By Antony Sguazzin and Brian Latham
March 28 (Bloomberg) -- Simba Makoni's decision to run for president of Zimbabwe in tomorrow's election represents the biggest split in Robert Mugabe's party since it took power 28 years ago. And the beneficiary may be Robert Mugabe.
Even as Makoni's candidacy demonstrates the 84-year-old incumbent's tenuous hold on the ruling Zimbabwe African National Union-Patriotic Front, it is sapping support from former labor leader Morgan Tsvangirai's opposition Movement for Democratic Change.
``They should have formed a united front,'' said Chris Maroleng, an analyst at the Pretoria, South Africa-based Institute for Security Studies, a donor-funded research institute. Makoni is ``not good news for Tsvangirai, and Tsvangirai is not good news for him.''
Mugabe, who defeated Tsvangirai by 56 percent to 42 percent six years ago, is seeking to extend his 28-year rule, which has given Zimbabwe more than a decade of recession and an inflation rate of 100,580 percent.
Parliamentary and municipal balloting takes place on the same day. The leading presidential candidate must win more than 50 percent of the vote or face a runoff against the nearest challenger three weeks later.
The last three elections were marred by irregularities and violence, according to European Union observers at the time. Zimbabwe Human Rights NGO Forum and New York-based Human Rights Watch say this election will be no better.
`Relentless' Suppression
``Over the last 12 months there has been relentless violence and suppression,'' Harare-based Zimbabwe Human Rights said in a March 20 report.
Invitations sent to election observers excluded the U.S. and European countries except Russia. Most news media were refused visas to cover the balloting.
``Would Mugabe allow this election to happen if he wasn't certain of winning it?'' said Richard Dowden, director of the London-based Royal African Society. ``Too many people in positions to fix the election have too much to lose to allow anyone else to win.''
Mugabe's government dismisses the criticism. ``The country is so peaceful, there is so much tranquility,'' Simon Khaya Moyo, Zimbabwe's ambassador to South Africa, said in Johannesburg on March 20. ``This is to the chagrin of our detractors, led by London and Washington.''
Makoni, 58, was the youngest member of Mugabe's cabinet at independence in 1980, and later worked as a top executive for the Southern African Development Community and Zimbabwe Newspapers Ltd.
Ndebele Support
He has the backing of a dissident MDC faction supported by the minority Ndebele people in the south, including former Home Affairs Minister Dumiso Dabengwa. Makoni's origins in Zimbabwe's east may win votes in an area that favors opposition parties.

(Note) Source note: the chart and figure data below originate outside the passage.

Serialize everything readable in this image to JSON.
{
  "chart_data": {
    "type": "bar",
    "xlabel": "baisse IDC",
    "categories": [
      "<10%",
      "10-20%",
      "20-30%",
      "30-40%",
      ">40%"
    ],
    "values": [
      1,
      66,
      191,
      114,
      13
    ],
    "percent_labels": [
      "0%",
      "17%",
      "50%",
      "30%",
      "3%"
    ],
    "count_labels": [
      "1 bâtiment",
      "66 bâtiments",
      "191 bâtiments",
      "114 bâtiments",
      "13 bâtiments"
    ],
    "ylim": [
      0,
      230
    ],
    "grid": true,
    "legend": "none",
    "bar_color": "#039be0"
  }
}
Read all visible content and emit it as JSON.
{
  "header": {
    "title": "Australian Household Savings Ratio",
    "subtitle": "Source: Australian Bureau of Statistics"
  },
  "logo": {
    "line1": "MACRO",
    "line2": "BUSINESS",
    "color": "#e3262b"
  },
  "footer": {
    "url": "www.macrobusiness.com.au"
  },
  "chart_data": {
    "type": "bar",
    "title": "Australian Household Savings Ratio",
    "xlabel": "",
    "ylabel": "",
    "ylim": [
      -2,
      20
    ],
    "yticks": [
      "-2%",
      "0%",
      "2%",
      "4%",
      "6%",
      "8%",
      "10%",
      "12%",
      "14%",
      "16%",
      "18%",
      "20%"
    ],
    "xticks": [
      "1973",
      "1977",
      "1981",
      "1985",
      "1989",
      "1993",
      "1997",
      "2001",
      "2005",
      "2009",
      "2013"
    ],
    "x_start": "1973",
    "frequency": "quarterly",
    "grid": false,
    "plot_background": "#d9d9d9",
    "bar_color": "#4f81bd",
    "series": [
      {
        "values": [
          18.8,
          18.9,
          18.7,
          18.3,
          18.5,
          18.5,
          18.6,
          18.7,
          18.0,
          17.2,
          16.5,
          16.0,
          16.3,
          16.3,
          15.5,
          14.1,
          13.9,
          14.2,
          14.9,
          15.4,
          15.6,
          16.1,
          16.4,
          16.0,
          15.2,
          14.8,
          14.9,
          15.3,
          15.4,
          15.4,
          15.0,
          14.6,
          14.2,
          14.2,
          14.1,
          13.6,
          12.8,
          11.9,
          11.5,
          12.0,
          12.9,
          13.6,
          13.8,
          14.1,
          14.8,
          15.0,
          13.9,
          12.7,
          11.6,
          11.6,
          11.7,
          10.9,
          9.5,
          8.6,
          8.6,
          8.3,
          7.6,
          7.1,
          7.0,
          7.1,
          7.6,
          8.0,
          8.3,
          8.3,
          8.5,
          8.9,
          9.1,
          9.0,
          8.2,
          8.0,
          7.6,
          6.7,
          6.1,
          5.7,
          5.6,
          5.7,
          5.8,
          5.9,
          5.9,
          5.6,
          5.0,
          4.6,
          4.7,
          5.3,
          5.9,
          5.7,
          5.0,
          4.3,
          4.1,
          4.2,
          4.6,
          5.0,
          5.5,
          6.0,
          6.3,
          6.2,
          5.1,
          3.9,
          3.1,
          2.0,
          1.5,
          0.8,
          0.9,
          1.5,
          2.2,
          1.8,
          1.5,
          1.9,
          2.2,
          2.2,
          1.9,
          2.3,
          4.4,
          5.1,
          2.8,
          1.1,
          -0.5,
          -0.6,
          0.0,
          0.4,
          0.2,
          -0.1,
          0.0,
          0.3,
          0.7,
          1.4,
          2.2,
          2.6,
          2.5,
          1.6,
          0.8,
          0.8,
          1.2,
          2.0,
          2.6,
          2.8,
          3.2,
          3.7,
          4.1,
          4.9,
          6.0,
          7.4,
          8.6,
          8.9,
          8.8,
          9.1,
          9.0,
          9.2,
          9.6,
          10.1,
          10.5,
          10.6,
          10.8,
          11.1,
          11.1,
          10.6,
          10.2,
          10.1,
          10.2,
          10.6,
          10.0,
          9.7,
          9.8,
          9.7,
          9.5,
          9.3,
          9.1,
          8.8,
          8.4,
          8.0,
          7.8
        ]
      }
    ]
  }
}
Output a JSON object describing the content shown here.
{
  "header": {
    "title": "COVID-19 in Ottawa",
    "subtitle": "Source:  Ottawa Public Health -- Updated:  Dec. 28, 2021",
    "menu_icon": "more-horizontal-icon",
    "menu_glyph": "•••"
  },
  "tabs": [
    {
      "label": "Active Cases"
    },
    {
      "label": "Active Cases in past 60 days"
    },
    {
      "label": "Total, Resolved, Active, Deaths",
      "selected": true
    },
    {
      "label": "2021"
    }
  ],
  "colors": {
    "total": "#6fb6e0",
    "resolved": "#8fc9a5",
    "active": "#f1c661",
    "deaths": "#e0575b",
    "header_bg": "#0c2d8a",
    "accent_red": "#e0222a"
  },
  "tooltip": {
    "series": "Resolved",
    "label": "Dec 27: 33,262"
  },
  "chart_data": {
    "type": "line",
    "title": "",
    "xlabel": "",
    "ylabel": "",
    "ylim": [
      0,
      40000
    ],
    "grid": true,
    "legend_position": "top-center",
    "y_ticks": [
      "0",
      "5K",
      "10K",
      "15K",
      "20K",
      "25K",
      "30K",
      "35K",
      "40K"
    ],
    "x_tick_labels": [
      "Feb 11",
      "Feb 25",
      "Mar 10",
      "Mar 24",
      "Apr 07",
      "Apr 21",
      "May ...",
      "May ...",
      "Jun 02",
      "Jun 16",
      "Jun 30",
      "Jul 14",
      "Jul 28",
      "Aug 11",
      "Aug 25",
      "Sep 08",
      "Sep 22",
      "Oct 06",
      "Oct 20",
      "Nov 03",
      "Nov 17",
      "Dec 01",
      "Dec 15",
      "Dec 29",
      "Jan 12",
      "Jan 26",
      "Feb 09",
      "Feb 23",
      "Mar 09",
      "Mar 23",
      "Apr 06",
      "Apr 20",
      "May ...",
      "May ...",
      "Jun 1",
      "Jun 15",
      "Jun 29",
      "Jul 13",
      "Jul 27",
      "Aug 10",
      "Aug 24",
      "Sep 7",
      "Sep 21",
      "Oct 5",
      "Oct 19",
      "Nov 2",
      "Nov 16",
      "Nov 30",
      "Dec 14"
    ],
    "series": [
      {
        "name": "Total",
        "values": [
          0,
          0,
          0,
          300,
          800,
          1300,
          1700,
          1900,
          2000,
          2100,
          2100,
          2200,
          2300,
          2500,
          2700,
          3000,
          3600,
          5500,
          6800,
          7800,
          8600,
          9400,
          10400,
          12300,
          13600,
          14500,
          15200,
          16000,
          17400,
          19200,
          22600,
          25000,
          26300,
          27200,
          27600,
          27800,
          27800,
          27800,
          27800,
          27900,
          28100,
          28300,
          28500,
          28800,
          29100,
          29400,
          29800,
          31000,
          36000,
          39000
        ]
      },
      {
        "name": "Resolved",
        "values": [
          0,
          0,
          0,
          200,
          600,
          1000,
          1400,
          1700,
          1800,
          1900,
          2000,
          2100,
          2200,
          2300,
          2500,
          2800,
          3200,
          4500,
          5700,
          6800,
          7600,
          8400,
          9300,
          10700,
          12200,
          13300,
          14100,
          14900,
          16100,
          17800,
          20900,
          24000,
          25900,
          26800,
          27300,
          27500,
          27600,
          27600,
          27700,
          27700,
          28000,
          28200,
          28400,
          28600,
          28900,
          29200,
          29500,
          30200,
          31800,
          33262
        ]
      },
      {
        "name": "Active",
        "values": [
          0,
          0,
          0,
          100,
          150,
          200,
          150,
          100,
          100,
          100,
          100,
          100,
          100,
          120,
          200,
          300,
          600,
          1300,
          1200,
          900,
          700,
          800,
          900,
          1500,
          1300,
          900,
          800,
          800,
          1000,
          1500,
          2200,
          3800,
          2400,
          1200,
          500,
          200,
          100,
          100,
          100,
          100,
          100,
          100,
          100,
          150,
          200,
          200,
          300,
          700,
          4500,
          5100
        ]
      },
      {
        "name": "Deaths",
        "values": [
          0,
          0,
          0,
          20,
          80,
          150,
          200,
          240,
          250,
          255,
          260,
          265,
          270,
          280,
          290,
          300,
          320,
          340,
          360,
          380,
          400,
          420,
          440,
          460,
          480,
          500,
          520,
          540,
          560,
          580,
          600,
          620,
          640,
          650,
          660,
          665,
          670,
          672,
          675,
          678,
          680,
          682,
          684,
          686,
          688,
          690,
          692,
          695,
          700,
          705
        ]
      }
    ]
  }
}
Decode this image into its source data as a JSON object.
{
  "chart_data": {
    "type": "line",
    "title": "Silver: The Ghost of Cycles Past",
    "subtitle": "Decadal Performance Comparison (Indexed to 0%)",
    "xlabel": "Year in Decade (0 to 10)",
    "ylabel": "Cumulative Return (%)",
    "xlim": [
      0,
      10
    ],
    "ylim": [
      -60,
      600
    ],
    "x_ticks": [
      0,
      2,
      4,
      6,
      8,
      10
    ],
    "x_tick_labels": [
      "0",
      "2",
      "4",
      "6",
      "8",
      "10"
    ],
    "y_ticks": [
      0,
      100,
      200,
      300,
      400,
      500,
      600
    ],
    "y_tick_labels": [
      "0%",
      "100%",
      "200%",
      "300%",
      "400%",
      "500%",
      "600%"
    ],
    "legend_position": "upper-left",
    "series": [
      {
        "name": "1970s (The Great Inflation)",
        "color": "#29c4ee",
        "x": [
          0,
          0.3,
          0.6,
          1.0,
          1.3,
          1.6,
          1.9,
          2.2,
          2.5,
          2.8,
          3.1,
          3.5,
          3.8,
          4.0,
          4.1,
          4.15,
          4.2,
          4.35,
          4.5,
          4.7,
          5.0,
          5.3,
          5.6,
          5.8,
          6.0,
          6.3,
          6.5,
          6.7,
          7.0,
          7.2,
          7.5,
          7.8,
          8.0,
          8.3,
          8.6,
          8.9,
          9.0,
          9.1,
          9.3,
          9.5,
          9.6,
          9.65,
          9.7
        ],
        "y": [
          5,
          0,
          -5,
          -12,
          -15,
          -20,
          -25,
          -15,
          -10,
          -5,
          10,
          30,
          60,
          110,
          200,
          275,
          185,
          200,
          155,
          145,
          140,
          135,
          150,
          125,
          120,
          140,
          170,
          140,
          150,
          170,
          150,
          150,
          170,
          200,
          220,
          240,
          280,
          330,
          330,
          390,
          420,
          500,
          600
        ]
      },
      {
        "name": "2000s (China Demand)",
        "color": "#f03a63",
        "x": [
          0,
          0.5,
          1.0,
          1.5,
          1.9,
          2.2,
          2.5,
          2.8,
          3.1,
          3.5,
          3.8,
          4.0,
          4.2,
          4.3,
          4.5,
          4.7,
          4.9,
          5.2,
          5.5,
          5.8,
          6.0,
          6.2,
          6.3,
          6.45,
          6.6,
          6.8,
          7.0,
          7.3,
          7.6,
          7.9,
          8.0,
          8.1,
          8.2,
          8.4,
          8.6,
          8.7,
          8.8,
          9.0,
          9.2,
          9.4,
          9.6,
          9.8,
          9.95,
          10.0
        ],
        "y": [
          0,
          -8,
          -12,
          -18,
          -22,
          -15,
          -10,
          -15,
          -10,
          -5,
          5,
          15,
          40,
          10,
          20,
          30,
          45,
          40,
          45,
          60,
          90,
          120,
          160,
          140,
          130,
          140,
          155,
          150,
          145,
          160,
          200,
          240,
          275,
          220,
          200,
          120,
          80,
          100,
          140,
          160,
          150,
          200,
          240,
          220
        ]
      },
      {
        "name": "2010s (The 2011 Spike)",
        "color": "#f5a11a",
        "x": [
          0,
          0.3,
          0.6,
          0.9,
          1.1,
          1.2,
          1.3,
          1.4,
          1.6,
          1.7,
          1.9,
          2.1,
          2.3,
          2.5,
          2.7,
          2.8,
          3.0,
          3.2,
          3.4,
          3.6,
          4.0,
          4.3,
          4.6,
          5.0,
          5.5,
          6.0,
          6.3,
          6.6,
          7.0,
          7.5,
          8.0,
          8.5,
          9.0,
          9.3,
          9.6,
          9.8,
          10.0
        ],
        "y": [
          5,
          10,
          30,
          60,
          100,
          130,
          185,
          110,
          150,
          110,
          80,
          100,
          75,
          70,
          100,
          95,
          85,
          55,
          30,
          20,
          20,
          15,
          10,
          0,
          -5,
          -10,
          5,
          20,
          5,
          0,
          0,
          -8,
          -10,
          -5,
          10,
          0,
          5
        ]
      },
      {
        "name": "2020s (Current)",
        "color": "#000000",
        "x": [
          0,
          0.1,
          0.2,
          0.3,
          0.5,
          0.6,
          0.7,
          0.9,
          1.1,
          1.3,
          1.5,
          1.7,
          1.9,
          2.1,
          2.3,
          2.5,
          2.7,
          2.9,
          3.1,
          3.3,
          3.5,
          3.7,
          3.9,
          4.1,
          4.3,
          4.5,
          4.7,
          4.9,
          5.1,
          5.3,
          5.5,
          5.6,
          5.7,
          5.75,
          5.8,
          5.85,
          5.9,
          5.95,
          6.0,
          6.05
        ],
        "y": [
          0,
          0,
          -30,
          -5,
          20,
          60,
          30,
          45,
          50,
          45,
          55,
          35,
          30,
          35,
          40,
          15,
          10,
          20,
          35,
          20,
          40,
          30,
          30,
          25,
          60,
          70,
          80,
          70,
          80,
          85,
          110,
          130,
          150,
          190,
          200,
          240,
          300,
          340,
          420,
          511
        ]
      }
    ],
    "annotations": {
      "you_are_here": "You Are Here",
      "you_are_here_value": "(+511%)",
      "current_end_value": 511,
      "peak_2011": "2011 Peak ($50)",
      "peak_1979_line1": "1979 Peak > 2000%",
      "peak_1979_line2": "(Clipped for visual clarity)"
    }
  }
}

Tsvangirai, 56, has refused to join forces with Makoni, who is running as an independent, because of the latter's links to Mugabe's Zanu-PF. Under Mugabe's government, Tsvangirai was charged with treason in 2002 and 2004, and acquitted both times.
``I and Zanu-PF are like oil and water; we don't mix,'' Tsvangirai told reporters in Johannesburg on Feb. 13. ``Makoni is just as guilty as the rest of Zanu-PF's elite.''
Nkosana Moyo, Makoni's campaign manager, on March 26 said Makoni and Tsvangirai would combine forces if the contest comes to a runoff. Nelson Chamisa, a spokesman for Tsvangirai, declined to comment.
Urban Residents
Tsvangirai's main support comes from Zimbabwe's urban residents, who have been hard hit by rising food prices and fuel shortages. In the capital of Harare, Mugabe's government forcibly removed 700,000 slum dwellers in a 2005 campaign known as Operation Murambatsvina: ``no tolerance for dirt.''
Ndebele Zimbabweans oppose Mugabe because of a military campaign in the early 1980s that quelled Ndebele rebels and resulted in the deaths of as many as 20,000 civilians, according to the Catholic Commission for Justice and Peace.
Makoni says he will draw from the ruling party and the MDC. ``I have the support of a large majority of Zimbabweans, including Zimbabweans in Zanu-PF and the MDC,'' he said in an interview this month.
``Clearly, he is going to split the anti-Mugabe votes,'' said Sebastian Spio-Garbrah, an analyst at Eurasia Group, a New York-based political-risk firm. Tsvangirai in a Feb. 13 interview said he expects Makoni to take votes only from Mugabe.
Redistributing Land
The president's support remains strong in the Shona- dominated north of the country. There, his policy of seizing white-owned commercial farms and redistributing them to black subsistence farmers has proved popular even as it pushed the country into recession. Zimbabwe, once the continent's second- biggest corn exporter after South Africa, has been turned into Africa's biggest corn importer.
Even if Mugabe holds onto power after the election, he still might leave his post under pressure from his party as the country's economic crisis deepens. In the past, he has sent mixed messages about stepping down: In April 2005 he said he would retire at his term's end this year, then in February 2007 he said ``there's no vacancy'' for the post of Zimbabwean leader.